Moreover, the Pentagon is no longer the guide star for industry, especially high technology.

“We used to be the dog wagging the national industrial tail, but now we are increasingly the tail, with the exception of certain specific items like nuclear submarines and warships,” Lambert said. “We can no longer apply old formulas to our new realities.”

As for spending, he said, “We desperately want to avoid previous cycles that were characterized by large budget swings. Our goal is to have a steady state budget, communicate that steady state budget to industry, and I have no doubt that they will shape themselves to provide the goods and services we need. We need to be clear about our plans and programs to industry. Guessing about the future doesn’t help the warfighter, the taxpayer or the shareholder.”

 

‘Make Everybody’s Life Easier’

Bankers and analysts generally lauded the Pentagon’s effort.

“It’s the right decision in that industry desperately needs some kind of indication from DoD what deals are the realm of the possible and what they shouldn’t even think about,” said David Berteau, the defense industry analyst at the Center for Strategic and International Studies think tank in Washington.

“In a sense, everything is possible, but that’s not realistic. Nor is it responsible to say ‘let the market decide.’ The problem is, DoD is the market, so believing that there’s some third force that’s shaping the market, not DoD, is just ridiculous. But even with a downturn in spending, DoD remains a massive market that will still allow the industry and its shareholders a healthy profit.”

But Loren Thompson of the Lexington Institute said industrial-policy efforts will be wasted until the extent of defense budget cuts become clear. If the cuts are deep enough, the Pentagon may be forced to accept mergers to monopoly.
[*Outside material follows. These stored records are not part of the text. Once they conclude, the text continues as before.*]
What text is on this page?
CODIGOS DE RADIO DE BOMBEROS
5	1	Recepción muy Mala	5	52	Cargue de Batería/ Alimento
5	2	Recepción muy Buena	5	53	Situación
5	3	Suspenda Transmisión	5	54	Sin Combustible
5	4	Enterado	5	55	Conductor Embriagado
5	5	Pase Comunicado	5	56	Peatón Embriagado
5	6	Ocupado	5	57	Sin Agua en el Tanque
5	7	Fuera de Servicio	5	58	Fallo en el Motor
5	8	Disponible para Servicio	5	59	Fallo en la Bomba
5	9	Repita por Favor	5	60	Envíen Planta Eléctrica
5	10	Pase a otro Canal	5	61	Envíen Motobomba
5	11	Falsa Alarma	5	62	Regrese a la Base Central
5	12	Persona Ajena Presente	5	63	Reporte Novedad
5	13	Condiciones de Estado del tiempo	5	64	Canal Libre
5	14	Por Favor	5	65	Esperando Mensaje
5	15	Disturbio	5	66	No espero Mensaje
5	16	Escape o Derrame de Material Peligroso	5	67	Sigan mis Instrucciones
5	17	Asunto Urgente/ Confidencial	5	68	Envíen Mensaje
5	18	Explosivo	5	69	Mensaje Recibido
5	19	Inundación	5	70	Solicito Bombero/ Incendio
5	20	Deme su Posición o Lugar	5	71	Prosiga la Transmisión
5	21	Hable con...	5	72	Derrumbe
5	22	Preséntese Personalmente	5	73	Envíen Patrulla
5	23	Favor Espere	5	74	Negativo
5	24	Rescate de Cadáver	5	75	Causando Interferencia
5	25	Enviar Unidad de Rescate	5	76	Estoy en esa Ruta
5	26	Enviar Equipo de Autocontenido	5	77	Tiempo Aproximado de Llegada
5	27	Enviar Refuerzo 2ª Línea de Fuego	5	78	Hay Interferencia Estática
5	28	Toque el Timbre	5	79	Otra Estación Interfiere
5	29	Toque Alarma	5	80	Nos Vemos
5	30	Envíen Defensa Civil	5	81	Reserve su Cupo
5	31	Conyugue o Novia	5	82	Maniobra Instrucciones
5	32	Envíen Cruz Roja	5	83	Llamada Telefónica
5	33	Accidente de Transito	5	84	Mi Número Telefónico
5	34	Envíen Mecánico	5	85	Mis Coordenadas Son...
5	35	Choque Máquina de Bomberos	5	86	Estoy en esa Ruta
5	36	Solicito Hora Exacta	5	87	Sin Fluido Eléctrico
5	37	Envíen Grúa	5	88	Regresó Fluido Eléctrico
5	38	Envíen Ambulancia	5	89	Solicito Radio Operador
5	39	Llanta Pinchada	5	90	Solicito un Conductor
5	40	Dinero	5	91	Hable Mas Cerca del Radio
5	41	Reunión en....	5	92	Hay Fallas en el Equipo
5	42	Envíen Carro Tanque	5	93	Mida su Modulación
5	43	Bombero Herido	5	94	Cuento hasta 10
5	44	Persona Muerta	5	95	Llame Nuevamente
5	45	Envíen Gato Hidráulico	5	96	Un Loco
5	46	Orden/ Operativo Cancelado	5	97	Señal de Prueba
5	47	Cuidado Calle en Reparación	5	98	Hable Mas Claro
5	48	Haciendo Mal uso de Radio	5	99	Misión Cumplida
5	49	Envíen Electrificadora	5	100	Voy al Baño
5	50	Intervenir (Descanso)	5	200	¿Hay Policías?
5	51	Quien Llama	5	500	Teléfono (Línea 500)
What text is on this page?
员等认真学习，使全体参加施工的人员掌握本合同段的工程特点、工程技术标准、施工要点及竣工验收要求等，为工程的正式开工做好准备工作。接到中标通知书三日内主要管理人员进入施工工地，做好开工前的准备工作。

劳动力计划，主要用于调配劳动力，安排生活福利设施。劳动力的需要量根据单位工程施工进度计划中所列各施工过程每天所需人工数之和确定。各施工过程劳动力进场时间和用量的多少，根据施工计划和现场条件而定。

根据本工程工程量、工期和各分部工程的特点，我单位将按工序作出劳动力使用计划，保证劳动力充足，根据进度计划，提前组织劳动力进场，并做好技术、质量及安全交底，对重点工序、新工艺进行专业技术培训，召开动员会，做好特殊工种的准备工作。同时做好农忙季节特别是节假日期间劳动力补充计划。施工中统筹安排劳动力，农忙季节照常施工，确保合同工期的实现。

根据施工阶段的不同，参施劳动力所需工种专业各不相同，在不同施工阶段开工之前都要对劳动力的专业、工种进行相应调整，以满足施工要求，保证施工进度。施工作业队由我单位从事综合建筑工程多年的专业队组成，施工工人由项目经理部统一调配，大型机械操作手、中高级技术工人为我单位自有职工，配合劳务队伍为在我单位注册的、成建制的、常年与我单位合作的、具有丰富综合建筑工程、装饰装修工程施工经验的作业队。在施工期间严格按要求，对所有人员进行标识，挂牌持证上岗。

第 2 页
“Why would they want to have two builders of nuclear submarines if there isn’t any competition?” Thompson said. “We have two submarine builders today in name alone. So if the Pentagon has decided what they do and don’t want before demand has even begun to go down, they’re not really prepared for what’s ahead. What they want today won’t bear any resemblance to what they will have to do in a few years. They will be sending the wrong signals based on the notion that defense spending will continue to rise at 1 percent a year, which is both arithmetically and politically untenable.”

Pierre Chao, managing director of Renaissance Strategic Advisors, disagreed.

“Yes, budgets may change, but there’s a lot of work you can do in terms of base-lining and running scenarios,” Chao said. “It’s about understanding the industrial structure that exists today, for example, where you have single points of failure, and how future budgets will exacerbate your challenges.

“But identifying what the issues are can be done independently of the budgets. It’s not just the number players, but where the technology is evolving. If current technology is being superseded, then it might be fine to have one player in a field that is dying. You need to do this work now.”

Chao said that the Pentagon has tended to shy away from giving broad industrial guidance, preferring to react case by case to merger proposals.

“The clarity after Perry’s last supper was the aberration rather than the norm, so a pointed policy would make everybody’s life easier,” he said.